The two calls I prefer are the Buttolo and the Hubertus cherry wood. I keep trying the Nordic Roe, but with the latter I seem to struggle – I just can’t yet make a consistent noise but others swear by it.
Do not go into the woods expecting instant success. You will invariably be disappointed. But persevere, and by following the basic pointers above you will be narrowing the odds. When you first get to your chosen calling position, wait a while before calling. The disturbance of your arrival alone may be enough to bring in a buck in close proximity who may think you are an interloper – if you have the wind. And when you do start calling, be aware that a wary buck may try to come in from behind to test the wind if he’s a cautious one – and the bigger bucks usually are. When you eventually succeed it is magic – calling your first buck is something you will never forget.
Last year, a regular stalking guest asked me to take out his son Tom during early August, and try calling a decent roebuck for him. Our first morning saw me drive to a farm with some small conifers that had been planted with pheasant shooting in mind. This is great roe terrain – big open valleys bounded by conifers and hardwoods, which is also ideal for calling. You can quietly get into some high ground with a great view across both sides of the glen.
I had been watching this particular spot and noted a decent six-point buck hanging around a doe. She was not particularly interested but nor was she getting stroppy with him, so having given it a few days, I thought there was a good chance of things having progressed in the amour department.
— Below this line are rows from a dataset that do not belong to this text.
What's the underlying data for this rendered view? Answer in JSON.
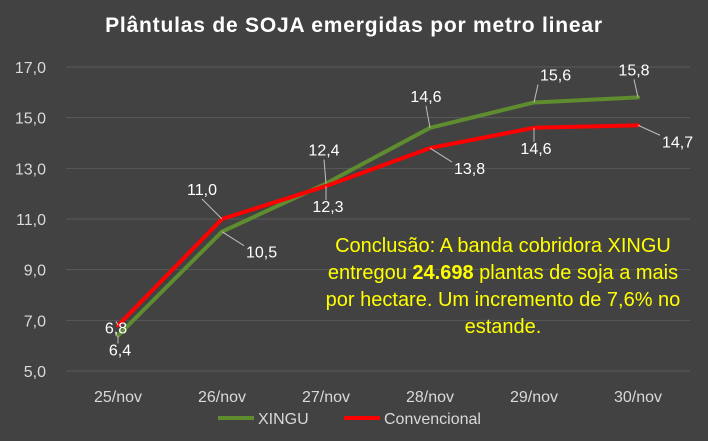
{
  "chart_data": {
    "type": "line",
    "title": "Plântulas de SOJA emergidas por metro linear",
    "categories": [
      "25/nov",
      "26/nov",
      "27/nov",
      "28/nov",
      "29/nov",
      "30/nov"
    ],
    "series": [
      {
        "name": "XINGU",
        "color": "#5e8c2f",
        "values": [
          6.4,
          10.5,
          12.4,
          14.6,
          15.6,
          15.8
        ],
        "labels": [
          "6,4",
          "10,5",
          "12,4",
          "14,6",
          "15,6",
          "15,8"
        ]
      },
      {
        "name": "Convencional",
        "color": "#ff0000",
        "values": [
          6.8,
          11.0,
          12.3,
          13.8,
          14.6,
          14.7
        ],
        "labels": [
          "6,8",
          "11,0",
          "12,3",
          "13,8",
          "14,6",
          "14,7"
        ]
      }
    ],
    "ylim": [
      5.0,
      17.0
    ],
    "yticks": [
      5.0,
      7.0,
      9.0,
      11.0,
      13.0,
      15.0,
      17.0
    ],
    "ytick_labels": [
      "5,0",
      "7,0",
      "9,0",
      "11,0",
      "13,0",
      "15,0",
      "17,0"
    ],
    "grid": true,
    "legend": "bottom",
    "annotation": {
      "before": "Conclusão: A banda cobridora XINGU entregou ",
      "bold": "24.698",
      "after": " plantas de soja a mais por hectare. Um incremento de 7,6% no estande."
    }
  },
  "colors": {
    "background": "#424242",
    "grid": "#5a5a5a",
    "text": "#ffffff",
    "axis_text": "#d9d9d9",
    "annotation": "#ffff00"
  }
}
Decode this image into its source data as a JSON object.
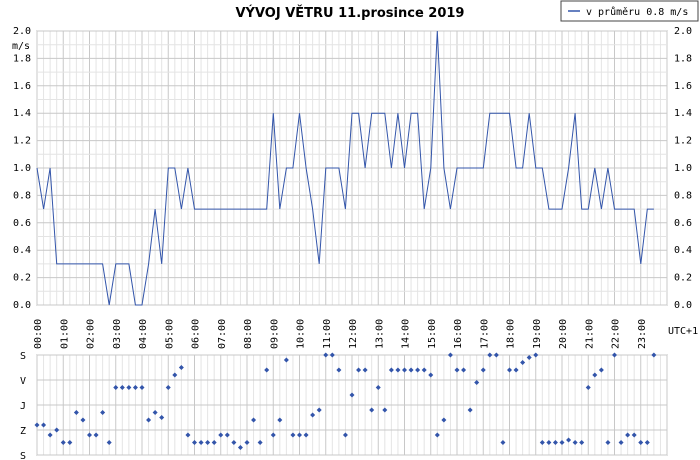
{
  "chart_data": [
    {
      "type": "line",
      "title": "VÝVOJ VĚTRU  11.prosince 2019",
      "ylabel": "m/s",
      "xlabel": "UTC+1",
      "ylim": [
        0,
        2.0
      ],
      "xlim": [
        0,
        24
      ],
      "grid": true,
      "legend_position": "top-right",
      "x_tick_labels": [
        "00:00",
        "01:00",
        "02:00",
        "03:00",
        "04:00",
        "05:00",
        "06:00",
        "07:00",
        "08:00",
        "09:00",
        "10:00",
        "11:00",
        "12:00",
        "13:00",
        "14:00",
        "15:00",
        "16:00",
        "17:00",
        "18:00",
        "19:00",
        "20:00",
        "21:00",
        "22:00",
        "23:00"
      ],
      "y_tick_labels": [
        "0.0",
        "0.2",
        "0.4",
        "0.6",
        "0.8",
        "1.0",
        "1.2",
        "1.4",
        "1.6",
        "1.8",
        "2.0"
      ],
      "series": [
        {
          "name": "v průměru 0.8 m/s",
          "color": "#3355aa",
          "x": [
            0.0,
            0.25,
            0.5,
            0.75,
            1.0,
            1.25,
            1.5,
            1.75,
            2.0,
            2.25,
            2.5,
            2.75,
            3.0,
            3.25,
            3.5,
            3.75,
            4.0,
            4.25,
            4.5,
            4.75,
            5.0,
            5.25,
            5.5,
            5.75,
            6.0,
            6.25,
            6.5,
            6.75,
            7.0,
            7.25,
            7.5,
            7.75,
            8.0,
            8.25,
            8.5,
            8.75,
            9.0,
            9.25,
            9.5,
            9.75,
            10.0,
            10.25,
            10.5,
            10.75,
            11.0,
            11.25,
            11.5,
            11.75,
            12.0,
            12.25,
            12.5,
            12.75,
            13.0,
            13.25,
            13.5,
            13.75,
            14.0,
            14.25,
            14.5,
            14.75,
            15.0,
            15.25,
            15.5,
            15.75,
            16.0,
            16.25,
            16.5,
            16.75,
            17.0,
            17.25,
            17.5,
            17.75,
            18.0,
            18.25,
            18.5,
            18.75,
            19.0,
            19.25,
            19.5,
            19.75,
            20.0,
            20.25,
            20.5,
            20.75,
            21.0,
            21.25,
            21.5,
            21.75,
            22.0,
            22.25,
            22.5,
            22.75,
            23.0,
            23.25,
            23.5
          ],
          "values": [
            1.0,
            0.7,
            1.0,
            0.3,
            0.3,
            0.3,
            0.3,
            0.3,
            0.3,
            0.3,
            0.3,
            0.0,
            0.3,
            0.3,
            0.3,
            0.0,
            0.0,
            0.3,
            0.7,
            0.3,
            1.0,
            1.0,
            0.7,
            1.0,
            0.7,
            0.7,
            0.7,
            0.7,
            0.7,
            0.7,
            0.7,
            0.7,
            0.7,
            0.7,
            0.7,
            0.7,
            1.4,
            0.7,
            1.0,
            1.0,
            1.4,
            1.0,
            0.7,
            0.3,
            1.0,
            1.0,
            1.0,
            0.7,
            1.4,
            1.4,
            1.0,
            1.4,
            1.4,
            1.4,
            1.0,
            1.4,
            1.0,
            1.4,
            1.4,
            0.7,
            1.0,
            2.0,
            1.0,
            0.7,
            1.0,
            1.0,
            1.0,
            1.0,
            1.0,
            1.4,
            1.4,
            1.4,
            1.4,
            1.0,
            1.0,
            1.4,
            1.0,
            1.0,
            0.7,
            0.7,
            0.7,
            1.0,
            1.4,
            0.7,
            0.7,
            1.0,
            0.7,
            1.0,
            0.7,
            0.7,
            0.7,
            0.7,
            0.3,
            0.7,
            0.7
          ]
        }
      ]
    },
    {
      "type": "scatter",
      "y_tick_labels": [
        "S",
        "V",
        "J",
        "Z",
        "S"
      ],
      "color": "#3355aa",
      "x": [
        0.0,
        0.25,
        0.5,
        0.75,
        1.0,
        1.25,
        1.5,
        1.75,
        2.0,
        2.25,
        2.5,
        2.75,
        3.0,
        3.25,
        3.5,
        3.75,
        4.0,
        4.25,
        4.5,
        4.75,
        5.0,
        5.25,
        5.5,
        5.75,
        6.0,
        6.25,
        6.5,
        6.75,
        7.0,
        7.25,
        7.5,
        7.75,
        8.0,
        8.25,
        8.5,
        8.75,
        9.0,
        9.25,
        9.5,
        9.75,
        10.0,
        10.25,
        10.5,
        10.75,
        11.0,
        11.25,
        11.5,
        11.75,
        12.0,
        12.25,
        12.5,
        12.75,
        13.0,
        13.25,
        13.5,
        13.75,
        14.0,
        14.25,
        14.5,
        14.75,
        15.0,
        15.25,
        15.5,
        15.75,
        16.0,
        16.25,
        16.5,
        16.75,
        17.0,
        17.25,
        17.5,
        17.75,
        18.0,
        18.25,
        18.5,
        18.75,
        19.0,
        19.25,
        19.5,
        19.75,
        20.0,
        20.25,
        20.5,
        20.75,
        21.0,
        21.25,
        21.5,
        21.75,
        22.0,
        22.25,
        22.5,
        22.75,
        23.0,
        23.25,
        23.5
      ],
      "values": [
        2.8,
        2.8,
        3.2,
        3.0,
        3.5,
        3.5,
        2.3,
        2.6,
        3.2,
        3.2,
        2.3,
        3.5,
        1.3,
        1.3,
        1.3,
        1.3,
        1.3,
        2.6,
        2.3,
        2.5,
        1.3,
        0.8,
        0.5,
        3.2,
        3.5,
        3.5,
        3.5,
        3.5,
        3.2,
        3.2,
        3.5,
        3.7,
        3.5,
        2.6,
        3.5,
        0.6,
        3.2,
        2.6,
        0.2,
        3.2,
        3.2,
        3.2,
        2.4,
        2.2,
        0.0,
        0.0,
        0.6,
        3.2,
        1.6,
        0.6,
        0.6,
        2.2,
        1.3,
        2.2,
        0.6,
        0.6,
        0.6,
        0.6,
        0.6,
        0.6,
        0.8,
        3.2,
        2.6,
        0.0,
        0.6,
        0.6,
        2.2,
        1.1,
        0.6,
        0.0,
        0.0,
        3.5,
        0.6,
        0.6,
        0.3,
        0.1,
        0.0,
        3.5,
        3.5,
        3.5,
        3.5,
        3.4,
        3.5,
        3.5,
        1.3,
        0.8,
        0.6,
        3.5,
        0.0,
        3.5,
        3.2,
        3.2,
        3.5,
        3.5,
        0.0
      ]
    }
  ]
}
I had seen several rutting chases on this estate already, so females were certainly coming into season.
The weather was warm and a bit breezy, which kept the midges off. We were in position around 9am. I settled Tom down and we got into a comfortable calling position, trees behind us and the rifle rested on the sticks ready for action.
I sat for 10 minutes to let everything settle down and took time to glass the area carefully. The new Swarovski EL Range binos are great for ranging various references points. Nothing apparent, so I gave three gentle peeps on the Buttolo, squeezing the call from the inside my coat pocket to give a gentler, more realistic note.
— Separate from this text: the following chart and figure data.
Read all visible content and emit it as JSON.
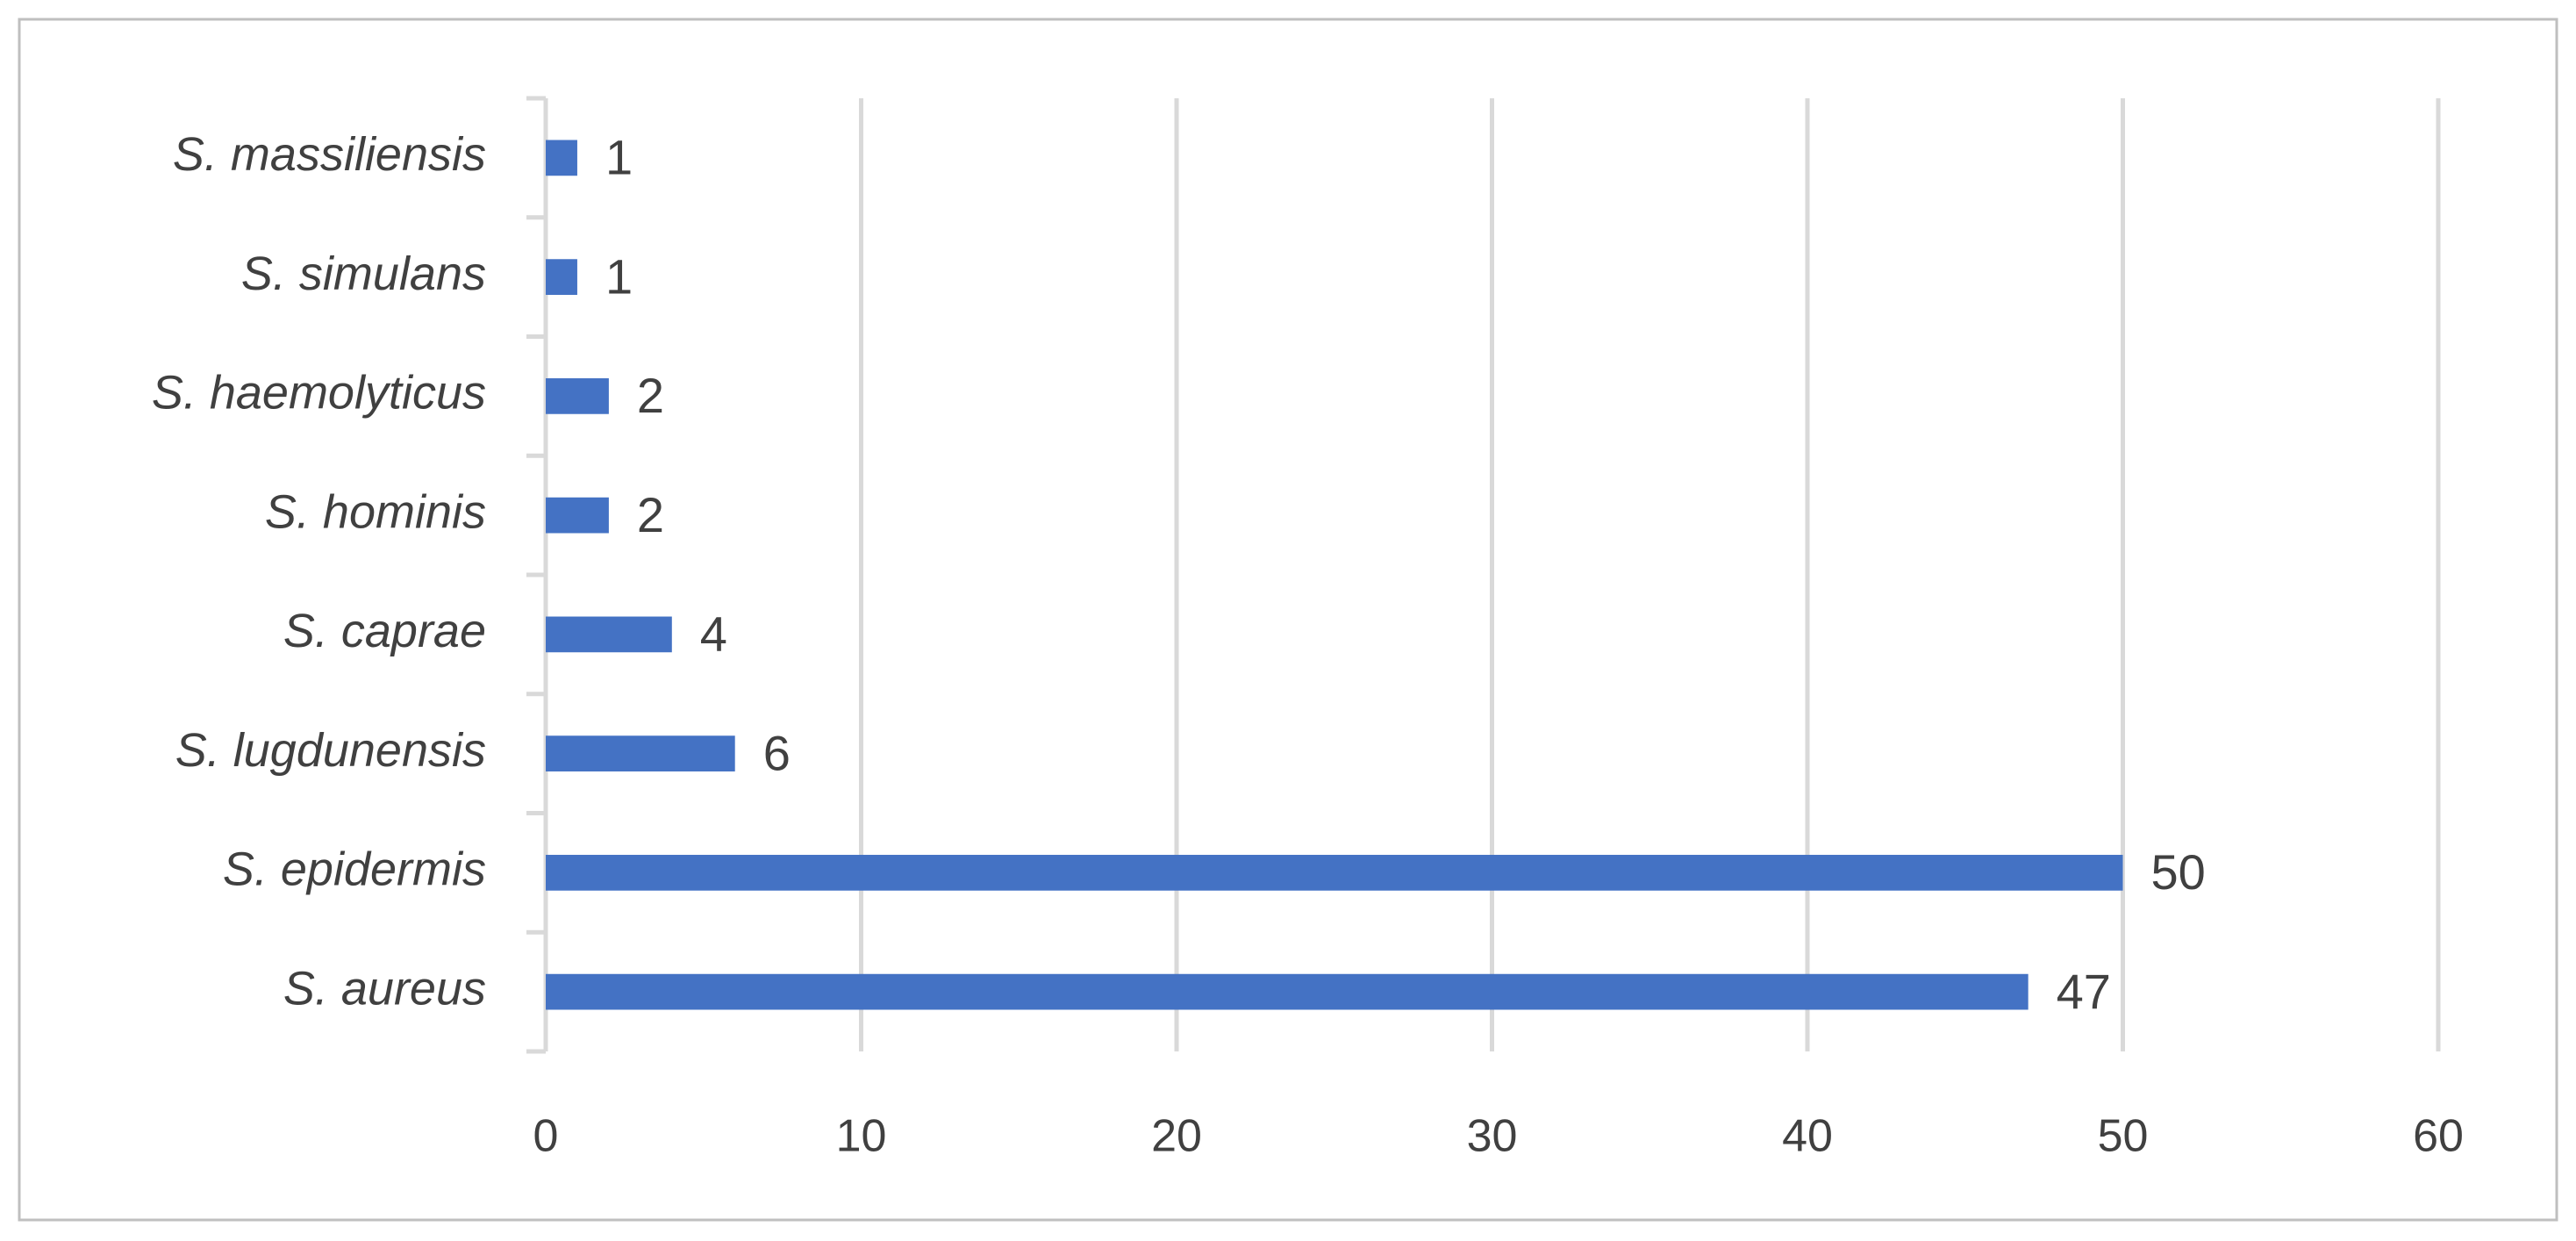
{
  "chart_data": {
    "type": "hbar",
    "categories": [
      "S. aureus",
      "S. epidermis",
      "S. lugdunensis",
      "S. caprae",
      "S. hominis",
      "S. haemolyticus",
      "S. simulans",
      "S. massiliensis"
    ],
    "values": [
      47,
      50,
      6,
      4,
      2,
      2,
      1,
      1
    ],
    "color": "#4472c4",
    "xlim": [
      0,
      60
    ],
    "xticks": [
      0,
      10,
      20,
      30,
      40,
      50,
      60
    ],
    "grid": true
  }
}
I had not even finished the third ‘peep’ when a lovely six-pointer dashed out of the trees 500 yards above us and stood looking intently in our direction. Roe have an uncanny knack of being able to pinpoint the exact location of a noise. Experience told me he couldn’t see us, but I felt I was being stared at. I nudged Tom but he had seen the buck already and was slowly, as briefed, bringing the rifle round to the buck.
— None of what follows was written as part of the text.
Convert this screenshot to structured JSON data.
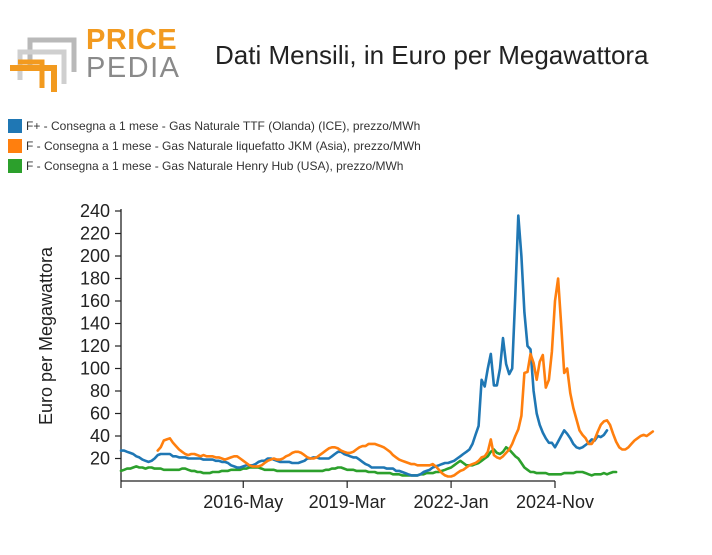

At this instant the buck ran at us full tilt down the valley, to disappear out of sight below us. This allowed Tom time to get into a good rest and I pointed to where I thought the buck would re-appear on our side of the Glen. This he duly did, still running at top speed; he was now in danger of getting too close, so I whispered to Tom to be ready and I barked at the buck. He slammed on the anchors and turned beautifully broadside to a halt. The bullet hit him fair and square, knocking him to the ground dead.
The whole thing, from start to finish, probably lasted no more than two minutes. I wish it was always like that – more often it’s a no show, but boy, when it does work it’s great. Be observant, know where your bucks are, practise your calling at home or in the car, and be ready to take a quick but safe shot. Good luck.